The medals have been handed out; the athletes have gone home and the country’s supply of red, white and blue face paint has probably dwindled away to nothing. The collective mind set of the nation appears to be a mingled sense of relief and smugness that all in all London’s ‘summer of sport’ actually went pretty well, rain and other British curses aside. All there is to do now is sit back and watch as the ‘Olympic Legacy’ takes shape, for Sebastian Coe’s sake if nothing else. So as children excitedly rush to their nearest sports clubs with the dream of standing on a podium while clutching a bunch of flowers pushing them on, we should expect nothing more than the full support of our future Jess Ennises or Greg Rutherfords, right?

Seb Coe clinched the London 2012 bid with this statement: “On behalf of the youth of today, the athletes of tomorrow and the Olympians of the future, we humbly submit the bid of London 2012.” The claim that the inspirational legacy of ‘London 2012’ would count much more than any boom in tourism or profit was something that made the London bid stand out against the likes of Paris, and back in 2005 the claim was wholly believable.
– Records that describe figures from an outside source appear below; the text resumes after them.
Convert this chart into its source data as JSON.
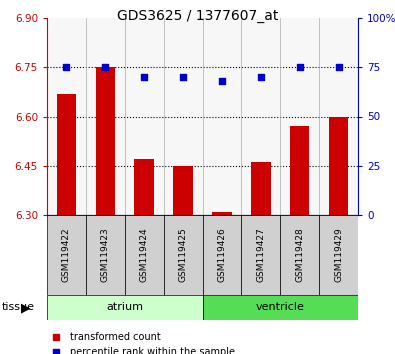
{
  "title": "GDS3625 / 1377607_at",
  "samples": [
    "GSM119422",
    "GSM119423",
    "GSM119424",
    "GSM119425",
    "GSM119426",
    "GSM119427",
    "GSM119428",
    "GSM119429"
  ],
  "bar_values": [
    6.67,
    6.75,
    6.47,
    6.45,
    6.31,
    6.46,
    6.57,
    6.6
  ],
  "percentile_values": [
    75,
    75,
    70,
    70,
    68,
    70,
    75,
    75
  ],
  "bar_baseline": 6.3,
  "left_ylim": [
    6.3,
    6.9
  ],
  "right_ylim": [
    0,
    100
  ],
  "left_yticks": [
    6.3,
    6.45,
    6.6,
    6.75,
    6.9
  ],
  "right_yticks": [
    0,
    25,
    50,
    75,
    100
  ],
  "right_yticklabels": [
    "0",
    "25",
    "50",
    "75",
    "100%"
  ],
  "hgrid_values": [
    6.45,
    6.6,
    6.75
  ],
  "bar_color": "#cc0000",
  "marker_color": "#0000cc",
  "tissue_groups": [
    {
      "label": "atrium",
      "start": 0,
      "end": 3,
      "color": "#ccffcc"
    },
    {
      "label": "ventricle",
      "start": 4,
      "end": 7,
      "color": "#55dd55"
    }
  ],
  "left_tick_color": "#cc0000",
  "right_tick_color": "#0000cc",
  "tissue_label": "tissue",
  "legend_red_label": "transformed count",
  "legend_blue_label": "percentile rank within the sample",
  "sample_box_color": "#d0d0d0",
  "title_fontsize": 10
}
New Labour’s belief in sport as a “pro-education policy, a pro-health policy, an anti-crime and anti-drugs policy” saw treasury funding double and the mere quarter of children participating in two hours of P.E. a week in 1997 transformed into nine out of ten children by 2007. Labour also oversaw the creation of 450 School Sports Partnerships (SSPs) and safeguarded a budget of £162 million to ensure its continuation. The efforts of the previous government to improve facilities and maintain funding undoubtedly played a part in the success of our athletes this summer.

Above all the last government saw participation as the main aim of their policies, even if it was just children learning Indian dance. Participation, they hoped, would increase in line with the revival of sport after the London 2012 Games. Well now that revival has come and the hope that the games would “inspire a generation” appears to have been fulfilled, but how far can this new generation be expected to go without the guarantee of funding behind them?

Our Tory-led government cannot be totally ignorant to the power of sport, especially as they try to gain political points riding high on national celebrations; yet while Cameron and Osborne handed out medals in the Olympic stadium, the government were quietly dismantling all the progress made over the last ten to fifteen years. The £162 funding for school sport, protected by Labour, was cut in October 2010 with schools told to simply find money for sport from their existing budgets. The bare minimum of two-hours of P.E. a week for school-children has been dropped along with the government target to get one million adults participating in sport. Along with the alleged selling off of school playing fields it is becoming increasingly evident that in the Conservatives’ narrow-minded pursuit of austerity and ideological attack on public services, nothing is sacred.

So while our Prime Minister harks on about the greatness of British sport and the success of our Team GB athletes, remember that it is his administration taking away the chances of an inspired generation.